The FDA primarily regulates pharmaceutical companies making drugs and vaccines, device manufacturers, and it also regulates the nation’s blood supply. It does a reasonable job of that given its limited resources. (And by the way, regulating the nation’s blood supply is a really, really important job for CBER, which is the FDA division which also regulates tissue based products and entities like stem cell clinics. Does anyone think it would be a good idea to transfer a bunch of FDA personal from protecting our blood supply, which affects everyone in the country going under the knife or who gets a transfusion, to shut down a few more stem cell clinics?)

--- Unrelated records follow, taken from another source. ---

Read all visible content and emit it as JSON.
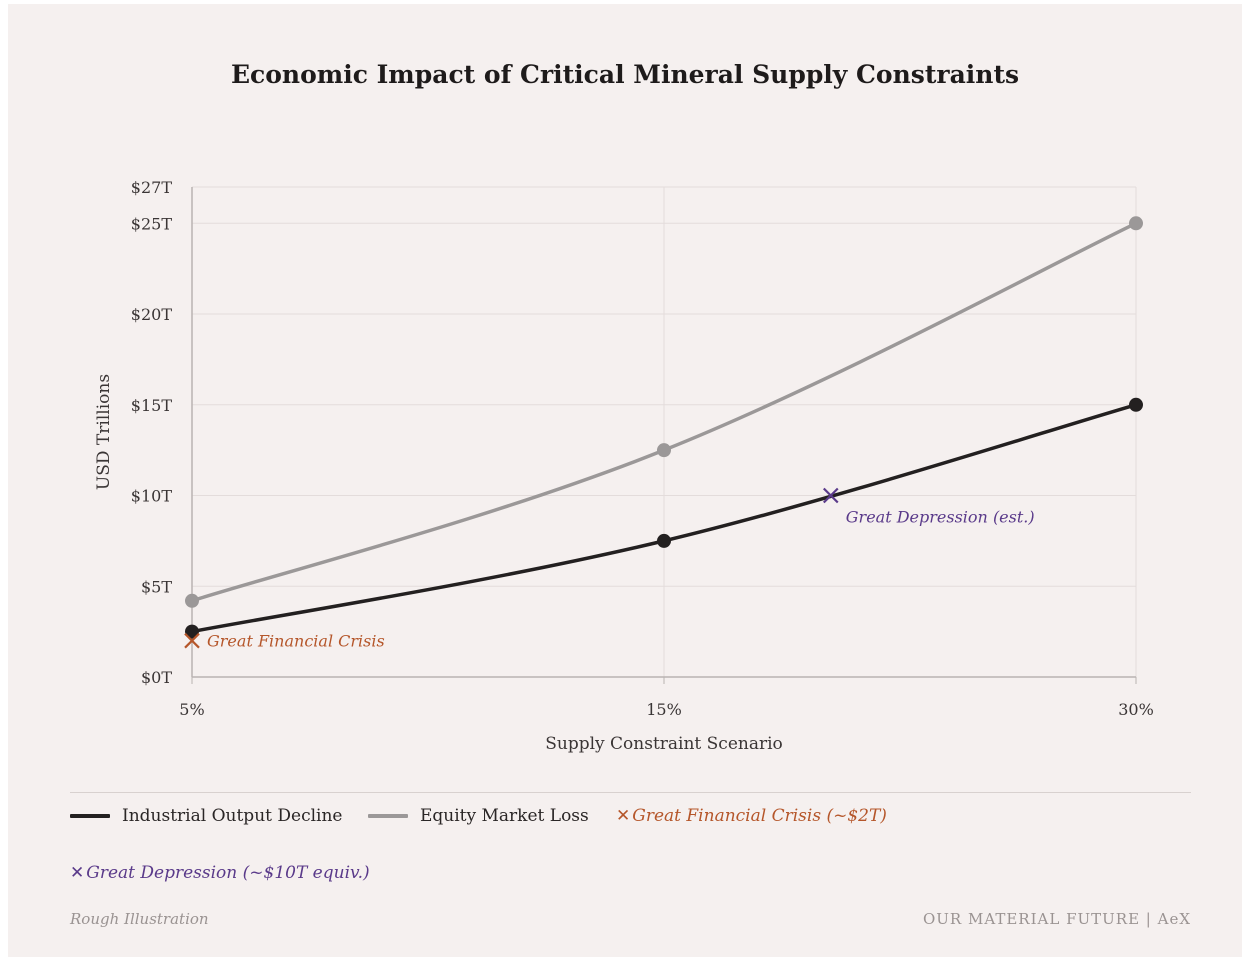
{
  "title": "Economic Impact of Critical Mineral Supply Constraints",
  "colors": {
    "background": "#f5f0ef",
    "industrial": "#232020",
    "equity": "#9b9898",
    "gfc": "#b5562a",
    "depression": "#5a3a8a",
    "grid": "#e3dcdb",
    "axis": "#b9b3b2"
  },
  "chart_data": {
    "type": "line",
    "title": "Economic Impact of Critical Mineral Supply Constraints",
    "xlabel": "Supply Constraint Scenario",
    "ylabel": "USD Trillions",
    "x_ticks": [
      "5%",
      "15%",
      "30%"
    ],
    "x": [
      5,
      15,
      30
    ],
    "y_ticks": [
      "$0T",
      "$5T",
      "$10T",
      "$15T",
      "$20T",
      "$25T",
      "$27T"
    ],
    "y_tick_values": [
      0,
      5,
      10,
      15,
      20,
      25,
      27
    ],
    "ylim": [
      0,
      27
    ],
    "grid": true,
    "series": [
      {
        "name": "Industrial Output Decline",
        "x": [
          5,
          15,
          30
        ],
        "values": [
          2.5,
          7.5,
          15
        ]
      },
      {
        "name": "Equity Market Loss",
        "x": [
          5,
          15,
          30
        ],
        "values": [
          4.2,
          12.5,
          25
        ]
      }
    ],
    "annotations": [
      {
        "label": "Great Financial Crisis",
        "x": 5,
        "y": 2,
        "marker": "x"
      },
      {
        "label": "Great Depression (est.)",
        "x": 20.3,
        "y": 10,
        "marker": "x"
      }
    ]
  },
  "legend": {
    "industrial": "Industrial Output Decline",
    "equity": "Equity Market Loss",
    "gfc": "Great Financial Crisis (~$2T)",
    "depression": "Great Depression (~$10T equiv.)",
    "x_glyph": "✕"
  },
  "footer": {
    "left": "Rough Illustration",
    "right": "OUR MATERIAL FUTURE | AeX"
  }
}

The thing about trying to regulate retail clinics as drug manufactures is that the drug source is different; it walks in with the patients. The technology necessary to process the “drug” is relatively simple and cheap. Moreover, the training necessary to administer the drug/biologic is easily obtained, relatively cheap and quick (many would say much too quick, but that’s another topic and another one of my stories).

In market and economic terms, this is a low barriers to entry business model, and especially, to reiterate, because the patient comes in with his/her own drug supply and the clinic just processes it. This is just another part of the tidal forces facing the FDA.

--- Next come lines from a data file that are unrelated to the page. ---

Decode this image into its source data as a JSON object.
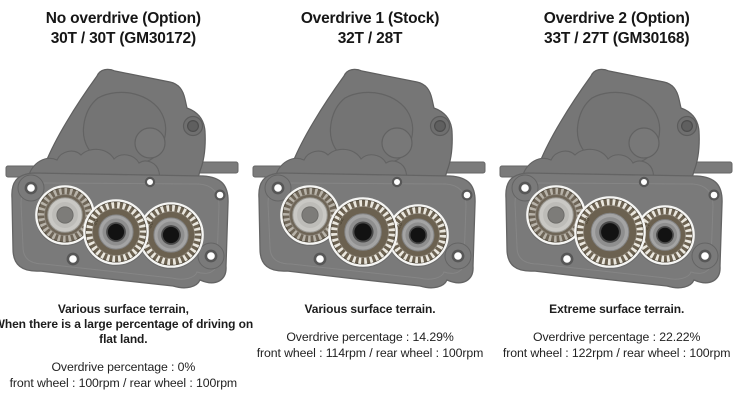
{
  "panels": [
    {
      "title": "No overdrive (Option)\n30T / 30T (GM30172)",
      "terrain": "Various surface terrain,\nWhen there is a large percentage of driving on\nflat land.",
      "stats": "Overdrive percentage : 0%\nfront wheel : 100rpm / rear wheel : 100rpm",
      "gears": {
        "middle_teeth": 30,
        "right_teeth": 30
      }
    },
    {
      "title": "Overdrive 1 (Stock)\n32T / 28T",
      "terrain": "Various surface terrain.",
      "stats": "Overdrive percentage : 14.29%\nfront wheel : 114rpm / rear wheel : 100rpm",
      "gears": {
        "middle_teeth": 32,
        "right_teeth": 28
      }
    },
    {
      "title": "Overdrive 2 (Option)\n33T / 27T (GM30168)",
      "terrain": "Extreme surface terrain.",
      "stats": "Overdrive percentage : 22.22%\nfront wheel : 122rpm / rear wheel : 100rpm",
      "gears": {
        "middle_teeth": 33,
        "right_teeth": 27
      }
    }
  ],
  "colors": {
    "background": "#ffffff",
    "text": "#1d1d1d",
    "housing_gray": "#767676",
    "gear_ring_bronze": "#6b6150",
    "gear_teeth_light": "#e9e6dd",
    "input_gear_teeth": "#b8b3a9",
    "gear_center_hole": "#121212"
  }
}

And the last reason why the FDA will never stop the private stem cell clinics:

They are a moving target, and the target is starting to move on from fat

Readers of my book will know that I was involved in the original iteration of private stem cells business model, namely umbilical cord blood from blood banks. (See chapter 9 of Galileo’s Lawyer about the first stem cell criminal investigation https://www.amazon.com/Galileos-Lawyer-Alternative-Complementary-Experimental/dp/0980118301/ )

Autologous from fat is the second, much more popular model, and as readers of my posts know, I was involved in the beginning of that too.

But the field has been reading the tea leaves, meaning the warning letters and the guidance documents administrative process, and it is starting to move on. The new iteration is autologous bone marrow based products, which are claimed to be exempt under 21 CFR 1271.15. (I haven’t looked hard at the issue yet, but I expect to in the future, for one reason or another.)

It took the FDA 12 years to publish final autologous fat guidance documents. It will likely take the FDA less time to work through the bone marrow model, but some of these clinics are going to slip through the cracks, either because of limited FDA resources, low risk of harm, or because they actually do meet the 1271.15 exemption criteria (essentially, homologous use, not more than minimally manipulated, and provided in the same surgical procedure).

My prediction is that the better, smarter, more informed clinics will end up being in compliance, others will not.

But one way or the other, we’re going to go through the same process as what happened with autologous fat derived stem cells, and that’s going to take a significant amount of time.
And so we start again.

Rick Jaffe, Esq.
www.rickjaffe.com
rickjaffeesquire@gmail.com

Post Script
In case some of you never heard of King Canute, he was King of Denmark, England and Norway in the early 11th century. There is an apocryphal story about him putting his throne at the edge of the sea, ordering the incoming tide to stop before the water got to the throne. A common misunderstanding was that his hubris led him to think that he was so powerful that he could stop the tide from coming in. Admittedly, I was one of those so misinformed until I did some deep research (ok, Wikipedia).

Turns out the actual version of the apocryphal story (assuming that such a thing matters in apocryphal stories) is that he knew he couldn’t affect the tides, and that only God could, but he did it to shut-up his retinue who thought he was all powerful.

If so, then maybe the whole FDA analogy/metaphor to King Canute doesn’t even apply (or maybe it still does).